Madrid has long been pushing to revive the pipeline project. However, Spain has also said repeatedly that the project is of European importance and that it should be funded by Brussels.
In recent weeks, Spain and Germany's stance has become a lot closer, with Scholz saying a pipeline running through Portugal, Spain, and France to Central Europe was "conspicuously absent."
What are the arguments for and against?
Russia has, in the past, supplied about 40% of Europe's natural gas, mostly by pipeline. However, since Moscow invaded Ukraine, it has slashed flows to Germany, and completely cut supply to several European countries such as Bulgaria, Denmark, Finland, the Netherlands, and Poland.
Both Spain and Portugal have a large capacity to import gas through a total of seven LNG terminals, and via two pipelines to gas supplier Algeria.
A link to France could make those energy sources available to Germany and other countries in Central Europe.
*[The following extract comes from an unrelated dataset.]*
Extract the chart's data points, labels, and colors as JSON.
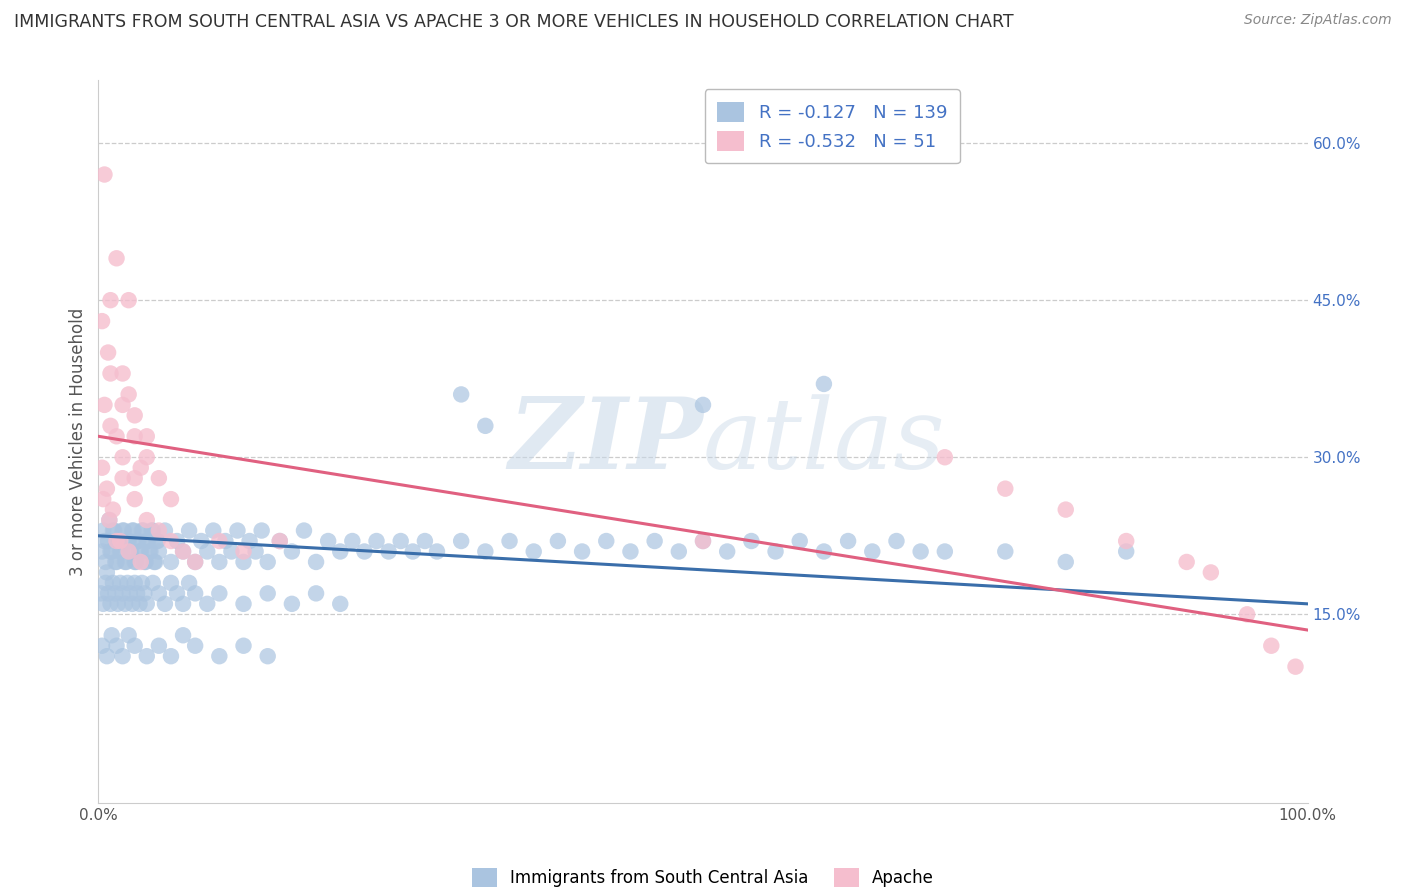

The Midcat pipeline could serve that purpose. It already runs part of the way from Barcelona to a connecting point with the French gas grid in southern France.
However, the project was shut down in 2019, having been deemed unprofitable by French regulators.
At present, only two smaller gas pipelines run from Spain into France, but they both have limited capacity.
However, France — which relies heavily on nuclear power for its electricity generation — has been wary of reviving the project. It says the link would also take too long to complete to respond to the current crisis.
Spanish Energy and Environment Minister Teresa Ribera on Monday chided France for its apparent reluctance to back the project.
"It's not a bilateral issue between Spain and France," said Ribera in an interview published in Spanish daily El Mundo. "It's about the European project. I wonder where is France's European ideal."